National civil justice systems are deeply rooted in national legal culture and traditions. However, in the past few decades they are increasingly under the influence of integration processes at the supra-national, regional and international level. The emergence of economic and political unions and globalisation processes exert as a by-product pressure to harmonise or even unify the way in which national civil justice systems operate. In an attempt to create a ‘genuine area of justice’, new unified procedures are being developed. They operate in parallel with national civil procedures, and sometimes even strive to replace them. As a reaction to the forces that endeavour to harmonise and unify procedural laws and practices, an opposite trend is gaining momentum: a trend that insists on diversity and pluralism of national civil procedures. The basis of this trend is the claim for national procedural autonomy/sovereignty. The research within this project will focus on the evolution of procedural reforms in various jurisdictions, with a particular emphasis on Croatia, its broader region (successor states of the former Yugoslavia) and Europe. The purpose is to identify to what extent the tensions between the centrifugal and centripetal forces contribute to development of judicial structures that provide a higher level of proper and effective legal protection, and to which extent these tensions create confusion and produce legal transplants and irritants that are equally or less effective than traditional procedures.

Due to the multiplicity of topics that could be developed within this project, the research will specifically identify and pursue the issues of major importance. Subject to possible changes due to developments in the area of research, the priority topics that will be elaborated within this project are the following:

  • Fundamental changes in the goals and functions of civil justice and civil procedure. What are the primary challenges in the transformation of civil justice systems, globally and regionally? Is there a procedural ius commune, and what is its content? What is the common core of procedural rights in the area of civil justice in the contemporary world? What is happening to the right of access to justice in modern civil justice systems?
  • Civil justice in the service of public interests: new national and supra-national systems of collective redress and multi-party litigation.
  • The challenge of modern technologies in civil courts: ‘old’ and ‘new’ concepts of written form in the procedure. Service of process and right to be heard in a digital era. Electronic communications and the keeping of protocols with support of audio-visual equipment. Access to IT data and their protection in the context of civil procedure.
  • Modern trends in the development of the law of evidence. Common notions in the law of evidence in Europe and their historical roots. Transformation of the collection and taking of evidence and the means of proof in civil processes.
  • Development of case and time management in civil proceedings. The powers of the court and the powers of the judge.
  • Historical development and modern tendencies. Research regarding new forms of civil trial concentration and methods of shortening the duration of trials; the issue of preclusions.
  • Means of recourse against judgments in the context of fighting delays and securing the uniform application of law.

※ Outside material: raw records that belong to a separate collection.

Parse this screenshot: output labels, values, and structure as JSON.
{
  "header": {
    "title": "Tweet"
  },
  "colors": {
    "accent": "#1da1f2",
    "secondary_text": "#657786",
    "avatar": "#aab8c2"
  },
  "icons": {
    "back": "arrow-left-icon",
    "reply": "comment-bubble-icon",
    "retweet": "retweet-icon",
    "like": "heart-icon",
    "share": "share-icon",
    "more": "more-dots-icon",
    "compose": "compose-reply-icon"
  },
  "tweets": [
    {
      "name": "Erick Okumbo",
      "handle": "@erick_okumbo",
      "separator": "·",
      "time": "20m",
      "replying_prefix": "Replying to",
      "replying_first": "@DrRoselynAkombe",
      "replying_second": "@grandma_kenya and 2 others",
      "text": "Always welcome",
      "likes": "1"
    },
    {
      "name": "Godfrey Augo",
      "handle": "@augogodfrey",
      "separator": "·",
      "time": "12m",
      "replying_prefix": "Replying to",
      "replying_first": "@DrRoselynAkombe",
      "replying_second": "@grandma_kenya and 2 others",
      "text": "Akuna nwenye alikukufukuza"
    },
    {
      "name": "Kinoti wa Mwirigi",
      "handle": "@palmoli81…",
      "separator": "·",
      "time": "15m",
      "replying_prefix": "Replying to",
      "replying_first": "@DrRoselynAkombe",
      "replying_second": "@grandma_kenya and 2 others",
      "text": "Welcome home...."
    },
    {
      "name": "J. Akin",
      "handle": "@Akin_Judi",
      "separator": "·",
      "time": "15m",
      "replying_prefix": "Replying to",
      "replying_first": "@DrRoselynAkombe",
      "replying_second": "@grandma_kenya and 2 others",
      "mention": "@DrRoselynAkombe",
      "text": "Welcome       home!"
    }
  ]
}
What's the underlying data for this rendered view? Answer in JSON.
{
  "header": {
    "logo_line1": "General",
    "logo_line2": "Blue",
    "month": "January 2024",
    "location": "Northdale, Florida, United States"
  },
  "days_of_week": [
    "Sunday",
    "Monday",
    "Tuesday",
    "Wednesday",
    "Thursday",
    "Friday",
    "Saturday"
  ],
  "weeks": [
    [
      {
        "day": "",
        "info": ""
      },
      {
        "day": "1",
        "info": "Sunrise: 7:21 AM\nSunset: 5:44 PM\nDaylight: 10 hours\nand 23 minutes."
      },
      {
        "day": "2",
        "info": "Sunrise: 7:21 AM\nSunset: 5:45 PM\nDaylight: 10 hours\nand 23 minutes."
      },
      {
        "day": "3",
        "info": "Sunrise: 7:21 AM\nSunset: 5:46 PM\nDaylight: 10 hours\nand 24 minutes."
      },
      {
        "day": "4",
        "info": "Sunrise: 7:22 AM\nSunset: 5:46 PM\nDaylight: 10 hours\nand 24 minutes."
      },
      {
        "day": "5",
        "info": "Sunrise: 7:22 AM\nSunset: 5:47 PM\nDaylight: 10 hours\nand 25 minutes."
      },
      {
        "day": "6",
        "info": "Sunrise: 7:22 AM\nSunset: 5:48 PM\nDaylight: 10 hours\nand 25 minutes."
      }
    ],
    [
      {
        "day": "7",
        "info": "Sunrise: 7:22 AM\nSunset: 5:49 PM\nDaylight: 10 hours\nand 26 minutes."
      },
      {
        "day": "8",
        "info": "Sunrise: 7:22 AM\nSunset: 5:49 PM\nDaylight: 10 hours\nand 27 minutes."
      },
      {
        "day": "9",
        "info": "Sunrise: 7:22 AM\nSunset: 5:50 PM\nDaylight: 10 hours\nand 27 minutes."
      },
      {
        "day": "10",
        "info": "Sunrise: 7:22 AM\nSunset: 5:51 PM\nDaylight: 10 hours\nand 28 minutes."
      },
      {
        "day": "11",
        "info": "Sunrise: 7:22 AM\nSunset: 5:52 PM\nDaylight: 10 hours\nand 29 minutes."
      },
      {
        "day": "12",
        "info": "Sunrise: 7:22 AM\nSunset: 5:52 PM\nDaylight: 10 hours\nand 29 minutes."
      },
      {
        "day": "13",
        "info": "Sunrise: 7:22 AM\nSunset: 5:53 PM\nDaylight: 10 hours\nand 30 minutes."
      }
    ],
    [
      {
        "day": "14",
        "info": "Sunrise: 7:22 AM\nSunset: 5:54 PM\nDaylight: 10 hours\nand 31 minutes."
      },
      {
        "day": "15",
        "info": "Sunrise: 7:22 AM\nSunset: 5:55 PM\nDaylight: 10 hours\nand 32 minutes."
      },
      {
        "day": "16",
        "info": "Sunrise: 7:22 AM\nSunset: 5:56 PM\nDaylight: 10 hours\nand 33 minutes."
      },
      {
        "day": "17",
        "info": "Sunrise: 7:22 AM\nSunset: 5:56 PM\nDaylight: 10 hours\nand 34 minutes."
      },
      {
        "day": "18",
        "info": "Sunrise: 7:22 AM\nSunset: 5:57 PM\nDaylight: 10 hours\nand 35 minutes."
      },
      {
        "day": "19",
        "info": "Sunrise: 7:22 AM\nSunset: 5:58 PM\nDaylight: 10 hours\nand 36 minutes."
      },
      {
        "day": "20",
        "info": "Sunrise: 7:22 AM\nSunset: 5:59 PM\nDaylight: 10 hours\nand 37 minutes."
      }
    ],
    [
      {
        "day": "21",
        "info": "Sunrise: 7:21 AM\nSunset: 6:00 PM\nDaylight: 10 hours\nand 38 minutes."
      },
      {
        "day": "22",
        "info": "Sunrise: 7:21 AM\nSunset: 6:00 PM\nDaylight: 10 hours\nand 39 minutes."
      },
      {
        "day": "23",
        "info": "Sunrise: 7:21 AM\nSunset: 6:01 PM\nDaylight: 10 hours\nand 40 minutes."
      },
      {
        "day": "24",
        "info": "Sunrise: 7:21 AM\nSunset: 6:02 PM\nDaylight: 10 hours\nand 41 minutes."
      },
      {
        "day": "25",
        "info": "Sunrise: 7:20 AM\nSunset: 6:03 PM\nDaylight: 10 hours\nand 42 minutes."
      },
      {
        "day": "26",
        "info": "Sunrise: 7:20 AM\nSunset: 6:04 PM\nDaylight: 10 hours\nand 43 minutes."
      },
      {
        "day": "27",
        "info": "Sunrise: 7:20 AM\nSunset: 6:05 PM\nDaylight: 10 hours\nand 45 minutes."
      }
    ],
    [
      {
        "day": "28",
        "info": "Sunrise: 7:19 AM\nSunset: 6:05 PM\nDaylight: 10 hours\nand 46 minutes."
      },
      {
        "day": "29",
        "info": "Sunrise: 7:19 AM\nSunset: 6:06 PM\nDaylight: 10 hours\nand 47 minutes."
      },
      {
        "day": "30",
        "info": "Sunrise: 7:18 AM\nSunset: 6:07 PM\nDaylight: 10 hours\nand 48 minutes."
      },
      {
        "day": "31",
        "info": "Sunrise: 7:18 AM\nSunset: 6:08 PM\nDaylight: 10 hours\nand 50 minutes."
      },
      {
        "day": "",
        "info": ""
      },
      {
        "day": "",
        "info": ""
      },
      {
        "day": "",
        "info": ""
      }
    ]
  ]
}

  • Special proceedings and their features – partial harmonisation or further diversity? Small claims; payment order; family law cases; resolution of commercial disputes; noncontentious proceedings; enforcement proceedings.
  • Legal aid and costs of civil justice: dimensions of access to justice in the context of current trends and developments. - Private dispute resolution mechanisms and public policy: achieving access to justice outside of public courts, while securing the integrity of proceedings and effective legal protection. Arbitration and mediation in commercial, consumer and family law disputes.